Jumat, 07 Desember 2012

Random Project: Cerita Dinar Part #5.1

sebenernya itu pengen aku bikin jadi part terakhir.. terlalu panjang jadinya, jadi terpaksa aku bikin .1 dan .2
maaf... kalau tidak sesuai dengan yang aku janjikan sebelumnya...
dan alasan lainnya karena ceritanya belum selesai.. tinggak dua adegan terakhir, tapi otak sedang disibukkan dengan pikiran-pikiran lain yang melelahkan..
jadii.. selamat membaca,, ^^


©©©
Pikiran Dinar kacau. Beberapa kali pikirannya menentangnya untuk datang ke akad nikah Uli. Tapi kemudian hatinya berbisik menyuruhnya menghadiri acara itu.

“Mbak, tolong datang ke akad nikah ya.. maaf kalau membuat Mbak Dinar nggak nyaman sama permintaanku, tapi Mas Uli butuh dukungan Mbak Dinar.”

Andini yang mengatakannya. Melalui sambungan telepon. Pasti Uli yang memberi nomor teleponnya kepada Andini, siapa lagi. Sepulangnya dari ‘kencan’ mereka, Uli memang meminta nomornya.

Dinar masih belum menemukan alasan untuk menolak permintaan Andini, ataupun menerimanya. Dia tidak yakin dengan hatinya sendiri.
Dia memang masih menyukai mantan rivalnya itu, sangat. Tapi dia juga tidak menginginkan Uli untuk ada di sisinya. Dinar tidak pernah memimpikan bahwa akan ada Uli di hidupnya di masa depan.

“Aku memang masih menyukaimu Dinar, tapi Andini adalah satu-satunya orang yang ingin kunikahi.” Begitu kata Uli, dan kata itu juga yang dia gunakan untuk meyakinkan Andini saat dia melamar gadis itu agar mau menikah dengannya.


Dan disinilah dia sekarang, berada di kamar pengantin, dimana Andini sedang dirias.
Ini pertama kalinya Dinar bertemu muka dengan Andini.

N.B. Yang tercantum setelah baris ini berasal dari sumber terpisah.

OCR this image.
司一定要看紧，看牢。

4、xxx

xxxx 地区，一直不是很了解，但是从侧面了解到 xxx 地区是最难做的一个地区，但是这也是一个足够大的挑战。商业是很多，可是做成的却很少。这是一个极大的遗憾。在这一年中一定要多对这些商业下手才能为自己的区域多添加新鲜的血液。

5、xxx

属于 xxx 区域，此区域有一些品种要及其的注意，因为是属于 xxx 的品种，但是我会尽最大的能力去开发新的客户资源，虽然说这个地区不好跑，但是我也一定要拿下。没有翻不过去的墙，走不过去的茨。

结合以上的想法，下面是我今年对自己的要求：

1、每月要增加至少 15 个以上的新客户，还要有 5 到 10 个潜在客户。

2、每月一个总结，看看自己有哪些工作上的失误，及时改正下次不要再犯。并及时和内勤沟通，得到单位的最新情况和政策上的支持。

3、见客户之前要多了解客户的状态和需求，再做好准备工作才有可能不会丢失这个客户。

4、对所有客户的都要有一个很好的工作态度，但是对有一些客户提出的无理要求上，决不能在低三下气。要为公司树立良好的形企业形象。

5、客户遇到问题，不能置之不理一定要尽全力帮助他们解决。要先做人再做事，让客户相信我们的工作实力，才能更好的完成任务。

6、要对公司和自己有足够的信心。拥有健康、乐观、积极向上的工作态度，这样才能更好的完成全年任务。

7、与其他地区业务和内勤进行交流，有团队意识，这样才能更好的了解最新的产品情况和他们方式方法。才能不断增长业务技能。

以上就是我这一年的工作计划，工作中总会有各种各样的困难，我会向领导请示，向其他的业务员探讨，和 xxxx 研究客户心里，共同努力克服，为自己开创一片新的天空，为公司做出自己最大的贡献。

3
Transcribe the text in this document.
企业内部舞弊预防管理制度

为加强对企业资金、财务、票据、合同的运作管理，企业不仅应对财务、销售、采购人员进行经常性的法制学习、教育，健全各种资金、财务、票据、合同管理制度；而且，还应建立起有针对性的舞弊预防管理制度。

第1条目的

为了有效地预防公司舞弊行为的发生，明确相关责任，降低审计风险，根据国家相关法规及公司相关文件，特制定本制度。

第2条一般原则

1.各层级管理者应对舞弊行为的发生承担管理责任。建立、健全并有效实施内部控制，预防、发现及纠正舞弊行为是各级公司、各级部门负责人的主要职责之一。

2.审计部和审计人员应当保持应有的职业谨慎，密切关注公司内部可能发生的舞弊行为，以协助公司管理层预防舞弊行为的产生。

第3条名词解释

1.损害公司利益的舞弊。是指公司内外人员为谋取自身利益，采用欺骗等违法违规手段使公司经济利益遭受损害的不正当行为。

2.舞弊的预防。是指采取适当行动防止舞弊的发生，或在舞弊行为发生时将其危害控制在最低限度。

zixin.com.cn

Sejak Uli memberinya undangan dan mengatakan padanya akan menikahi seseorang bernama Andini – bahkan setelah perkenalan mereka melalui bermacam media – baru sekarang Dinar bertemu langsung dengannya. Cantik. Itu kesan pertama saat Dinar melihatnya. Kecantikan yang Dinar lihat bukan disebabkan karena make up pengantin yang sudah dikenakan Andini saat Dinar tiba di rumahnya. Tapi karena senyum Andini mampu menyihirnya untuk ikut tersenyum.

“Aku gugup, Mbak..” bisik Andini tanpa bisa menyembunyikan nada gugupnya.
Tentu saja dia gugup. Setelah ini dia akan memasuki sebuah kehidupan baru.

“Iya,” jawab Dinar sambil menggenggam tangannya yang sedingin es. Mencoba menyalurkan kekuatan untuk Andini.

Tinggal Dinar dan Andini di dalam ruangan ini. Ibu Andini sibuk menyambut para tamu dan kerabat yang datang begitu pun dengan saudara-saudanya; perias pengantin pun telah keluar setelah selesai mendandani Andini.

“Aku hampir saja membatalkan acara pernikahan ini.” Celetuk Andini tiba-tiba mengagetkan Dinar.

“Iya, waktu Mas Uli ijin buat pergi sama Mbak, dan seharian aku nggak boleh menghubungi Mas Uli..” ceritanya sambil tertawa kecil, mencoba menghilangkan kegugupan yang menyerangnya.

“Andin..”

“Pikiranku waktu itu udah kacau Mbak. Dari awal aku tahu Mbak itu kekuatan Mas Uli, Mbak udah tahu kan, masa lalu Mas Uli?” aku mengangguk membenarkan, “Menyadari kenyataan, bahwa Mas Uli lagi berdua sama Mbak, imajinasiku udah kemana-mana.”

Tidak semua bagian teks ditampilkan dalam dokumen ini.